Will my hon. Friend acknowledge the hard work done in churches such as Lindley Methodist church, which, last week, was one of the smallest churches to beat the drum for fair trade? Like Colne Valley, which is now a fair trade area, it recognises that fair trade is the best way forward to relieve poverty. Will he ensure that that is high on the agenda for the G8 summit?
I pay tribute to the work of the church to which my hon. Friend has alluded, and to other churches and NGO supporters up and down the country who played a crucial role in making the Gleneagles summit such a success last year. There is no doubt that we have more to do on the issue of fair trade. In particular, we need agreement on a fair outcome to the current round of World Trade Organisation talks. We will continue to work to that purpose, and I have no doubt that my right hon. Friend the Prime Minister will want to discuss that key issue with other G8 leaders.
The Minister will follow the progress, or lack of it, at the WTO as closely as anyone. He will therefore be aware that on the three critical issues—greater agricultural tariff cuts by the European Union, better access to developing country markets and lower agricultural subsidies in the US—there is a real possibility of a deal if everyone moves a little. The serious effects of failure are recognised.
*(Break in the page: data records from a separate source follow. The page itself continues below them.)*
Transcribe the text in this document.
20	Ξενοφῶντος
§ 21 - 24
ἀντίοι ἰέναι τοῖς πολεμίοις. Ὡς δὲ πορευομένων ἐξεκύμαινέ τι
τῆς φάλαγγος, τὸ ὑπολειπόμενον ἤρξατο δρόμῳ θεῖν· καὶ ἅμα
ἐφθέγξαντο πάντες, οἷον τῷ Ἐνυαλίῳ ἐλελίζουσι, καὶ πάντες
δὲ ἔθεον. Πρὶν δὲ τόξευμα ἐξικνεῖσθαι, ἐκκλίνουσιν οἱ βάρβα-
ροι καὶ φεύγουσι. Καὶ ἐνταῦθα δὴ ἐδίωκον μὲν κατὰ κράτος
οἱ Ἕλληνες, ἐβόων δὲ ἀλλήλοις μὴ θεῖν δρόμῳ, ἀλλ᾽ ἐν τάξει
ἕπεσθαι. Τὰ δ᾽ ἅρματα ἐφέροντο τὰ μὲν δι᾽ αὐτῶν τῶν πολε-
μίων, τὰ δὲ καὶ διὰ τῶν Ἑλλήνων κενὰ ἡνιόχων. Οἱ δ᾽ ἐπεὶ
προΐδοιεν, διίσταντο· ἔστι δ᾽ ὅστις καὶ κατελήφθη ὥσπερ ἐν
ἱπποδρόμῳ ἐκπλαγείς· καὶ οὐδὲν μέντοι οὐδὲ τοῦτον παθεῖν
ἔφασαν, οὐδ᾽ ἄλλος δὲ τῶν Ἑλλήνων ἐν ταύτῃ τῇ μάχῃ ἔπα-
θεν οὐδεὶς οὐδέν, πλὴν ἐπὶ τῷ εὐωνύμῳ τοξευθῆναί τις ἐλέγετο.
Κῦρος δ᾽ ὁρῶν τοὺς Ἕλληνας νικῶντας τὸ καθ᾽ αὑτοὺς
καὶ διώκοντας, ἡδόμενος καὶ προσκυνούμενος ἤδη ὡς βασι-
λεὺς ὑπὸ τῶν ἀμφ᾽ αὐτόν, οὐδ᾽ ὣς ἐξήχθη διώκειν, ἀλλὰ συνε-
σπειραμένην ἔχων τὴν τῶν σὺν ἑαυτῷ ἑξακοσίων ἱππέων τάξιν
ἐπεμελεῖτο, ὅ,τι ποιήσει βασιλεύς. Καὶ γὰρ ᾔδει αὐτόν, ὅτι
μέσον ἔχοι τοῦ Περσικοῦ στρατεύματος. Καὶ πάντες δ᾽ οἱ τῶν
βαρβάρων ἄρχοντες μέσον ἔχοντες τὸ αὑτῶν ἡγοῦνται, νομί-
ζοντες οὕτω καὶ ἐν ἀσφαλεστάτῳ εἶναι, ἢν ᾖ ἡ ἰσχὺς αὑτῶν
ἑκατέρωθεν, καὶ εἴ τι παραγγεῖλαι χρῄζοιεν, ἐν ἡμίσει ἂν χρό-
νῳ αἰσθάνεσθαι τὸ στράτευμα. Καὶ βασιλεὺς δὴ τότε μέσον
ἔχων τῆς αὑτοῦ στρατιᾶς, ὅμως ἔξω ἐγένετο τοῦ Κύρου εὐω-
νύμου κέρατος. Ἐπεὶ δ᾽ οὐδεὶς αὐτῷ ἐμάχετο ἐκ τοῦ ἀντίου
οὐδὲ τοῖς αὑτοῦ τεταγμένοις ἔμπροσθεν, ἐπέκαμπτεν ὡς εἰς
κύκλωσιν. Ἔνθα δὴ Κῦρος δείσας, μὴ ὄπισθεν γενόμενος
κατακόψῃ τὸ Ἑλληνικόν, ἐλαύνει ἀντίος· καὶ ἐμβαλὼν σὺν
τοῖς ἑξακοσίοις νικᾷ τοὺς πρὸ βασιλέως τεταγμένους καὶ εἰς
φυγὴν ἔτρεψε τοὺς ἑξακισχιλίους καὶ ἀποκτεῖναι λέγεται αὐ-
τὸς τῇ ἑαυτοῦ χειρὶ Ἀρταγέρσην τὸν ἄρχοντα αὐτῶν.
What steps are he and the Prime Minister taking, in the margins of the G8 and beyond, to help to generate the political will to unlock those talks?
The hon. Gentleman is right that a fair outcome to the current round of World Trade Organisation talks would have a potentially huge benefit for the poorest people of the world, as well as considerable potential benefit to UK and EU citizens. He is also right that there is a need for all sides in the talks to shift. Recently, there have been signals from several key players that they are willing to move. We are at a critical point in the current round of WTO discussions, and I have no doubt that there will be further discussions in the margins of the G8, as there have been in the run-up to the G8 summit, to finesse the progress needed so that we can sign the type of deal that we all want.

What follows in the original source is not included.